Os conceitos que acabam por prevalecer no Itamaraty durante o governo de Itamar são os de um multilateralismo ortodoxo e de uma integração inevitável. A menção à integração costumava vir acompanhada de algum atributo restritivo que denotava graus variados de impropriedade. "Os esforços de cooperação política e econômica do Brasil – afirma Amorim – não se esgotam na América Latina. De vocação universal, nossa diplomacia tem se empenhado em consolidar e aprofundar os laços que nos unem a países amigos em todos os quadrantes do globo, assim como em desenvolver novas e importantes parcerias políticas e comerciais". Para evitar precisamente de ter que manifestar repugnância pelo processo de integração do Cone Sul, a diplomacia lançará o conceito de regionalismo aberto. Nele situam-se as iniciativas de alargamento do MERCOSUL aos países da América do Sul no âmbito da formação da ALCSA até o ano 2005. Assim mesmo, "o regionalismo aberto deve ser visto como um complemento, não como uma alternativa ao multilateralismo". MERCOSUL e ALCSA são compatíveis com os princípios e propósitos da OMC, ou seja, com o desejado multilateralismo de "regras estáveis e justas", governando um mercado aberto universal31 31 Política externa, democracia, desenvolvimento; gestão do Ministro Celso Amorim no Itamaraty, Brasília: MRE, 1995, vários textos, p. 61-62, 94, 101. .

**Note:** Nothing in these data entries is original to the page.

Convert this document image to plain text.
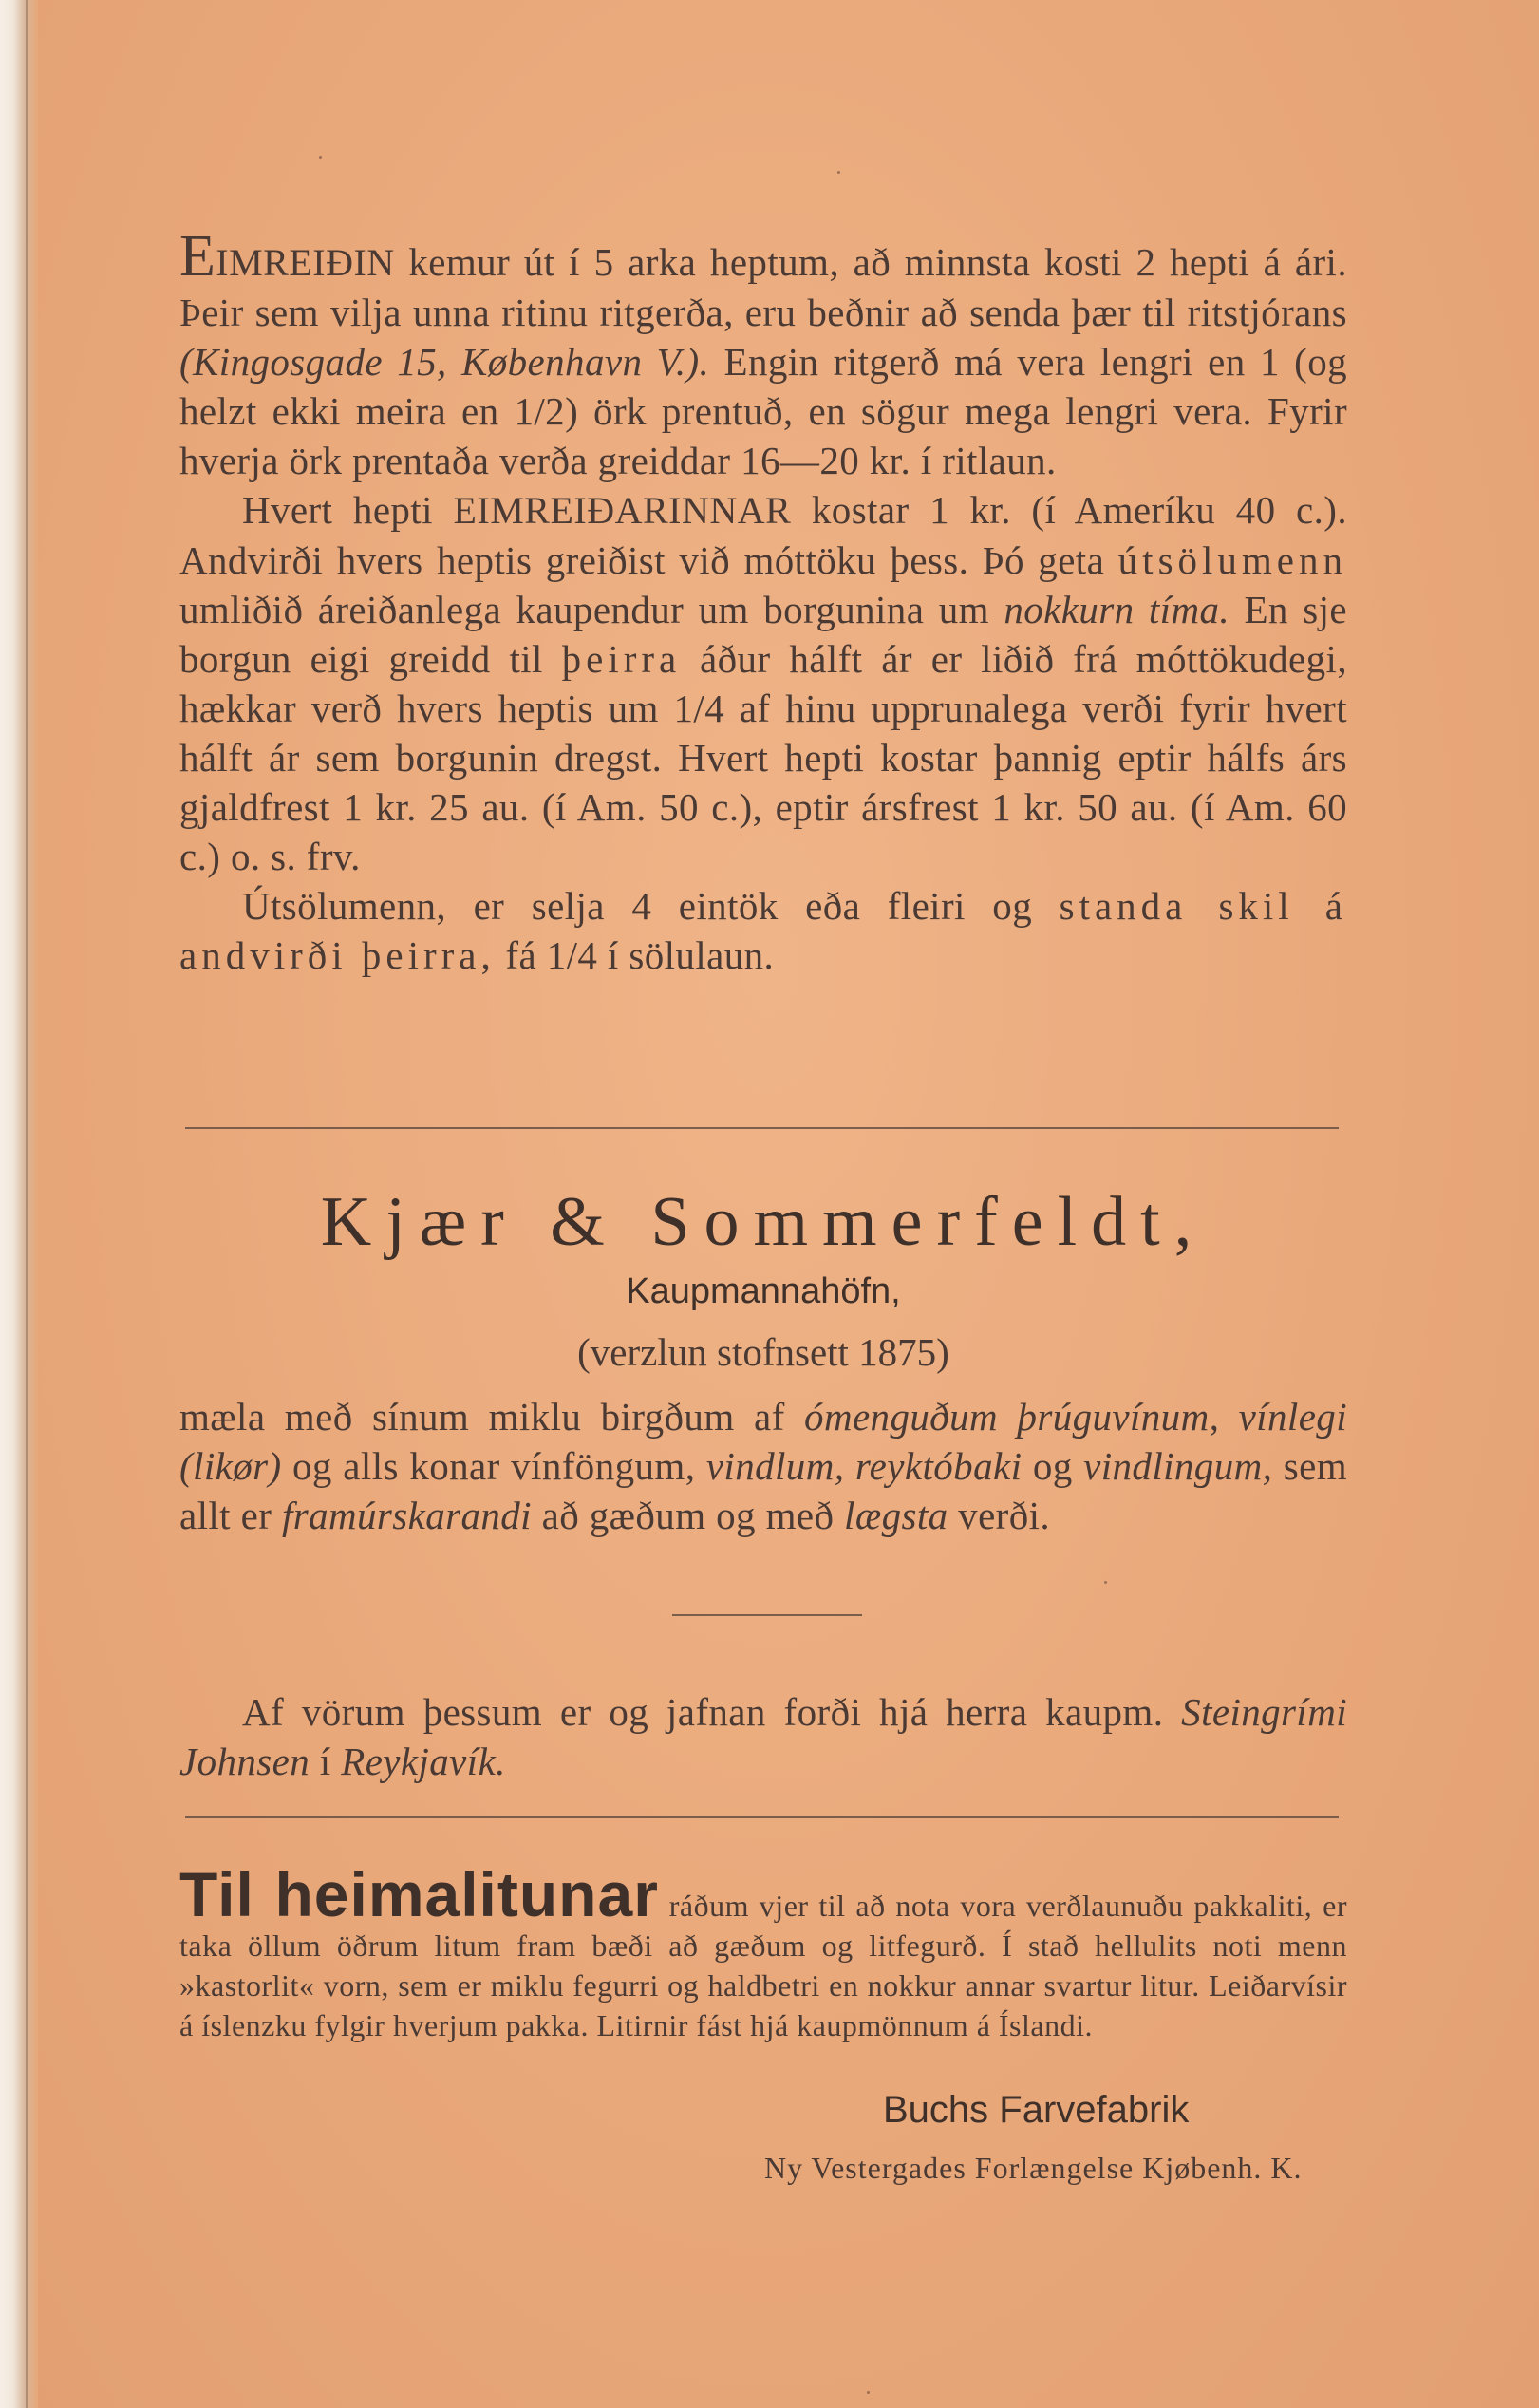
EIMREIÐIN kemur út í 5 arka heptum, að minnsta kosti 2 hepti á ári. Þeir sem vilja unna ritinu ritgerða, eru beðnir að senda þær til ritstjórans (Kingosgade 15, København V.). Engin ritgerð má vera lengri en 1 (og helzt ekki meira en 1/2) örk prentuð, en sögur mega lengri vera. Fyrir hverja örk prentaða verða greiddar 16—20 kr. í ritlaun.

Hvert hepti EIMREIÐARINNAR kostar 1 kr. (í Ameríku 40 c.). Andvirði hvers heptis greiðist við móttöku þess. Þó geta útsölumenn umliðið áreiðanlega kaupendur um borgunina um nokkurn tíma. En sje borgun eigi greidd til þeirra áður hálft ár er liðið frá móttökudegi, hækkar verð hvers heptis um 1/4 af hinu upprunalega verði fyrir hvert hálft ár sem borgunin dregst. Hvert hepti kostar þannig eptir hálfs árs gjaldfrest 1 kr. 25 au. (í Am. 50 c.), eptir ársfrest 1 kr. 50 au. (í Am. 60 c.) o. s. frv.

Útsölumenn, er selja 4 eintök eða fleiri og standa skil á andvirði þeirra, fá 1/4 í sölulaun.

Kjær & Sommerfeldt,
Kaupmannahöfn,
(verzlun stofnsett 1875)

mæla með sínum miklu birgðum af ómenguðum þrúguvínum, vínlegi (likør) og alls konar vínföngum, vindlum, reyktóbaki og vindlingum, sem allt er framúrskarandi að gæðum og með lægsta verði.

Af vörum þessum er og jafnan forði hjá herra kaupm. Steingrími Johnsen í Reykjavík.

Til heimalitunar ráðum vjer til að nota vora verðlaunuðu pakkaliti, er taka öllum öðrum litum fram bæði að gæðum og litfegurð. Í stað hellulits noti menn »kastorlit« vorn, sem er miklu fegurri og haldbetri en nokkur annar svartur litur. Leiðarvísir á íslenzku fylgir hverjum pakka. Litirnir fást hjá kaupmönnum á Íslandi.

Buchs Farvefabrik
Ny Vestergades Forlængelse Kjøbenh. K.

A criação de uma área de livre comércio hemisférica (ALCA) é decidida na Cúpula das Américas de Miami, em dezembro de 1994. O pensamento diplomático brasileiro de então reagia com prudência e aversão à idéia, porque parecia, por um lado, poder engolir a autonomia da política nacional de desenvolvimento que se cuidava de implementar no contexto do MERCOSUL e da ALCSA e, por outro, inibir o conveniente multilateralismo ao fomentar a dependência econômica e a parceria comercial exclusiva vis-à-vis dos Estados Unidos. Era preciso avançar gradual e lentamente, para dar tempo às adaptações da economia nacional e do regionalismo aberto: "A área de livre comércio hemisférica – dizia na ocasião Itamar Franco – se construirá com base na convergência e aproximação dos atuais esquemas de integração sub-regional, cuja importância todos reconhecemos. Serão negociações complexas, com enfoque gradualista. Dentro do espírito de regionalismo aberto que nos inspira, atuaremos com plena observância dos compromissos assumidos multilateralmente e sem que se criem barreiras aos parceiros de outras regiões. Favorecemos o reforço de um sistema multilateral de comércio baseado em regras universalmente aplicáveis"32 32 Resenha..., nº 75, p. 51-52. . Por isso mesmo, negociava-se paralelamente, nesse final de 1994, a aproximação entre MERCOSUL e União Européia, que se faria mediante um acordo-quadro de cooperação que previa no futuro uma zona de livre comércio entre os dois agrupamentos regionais.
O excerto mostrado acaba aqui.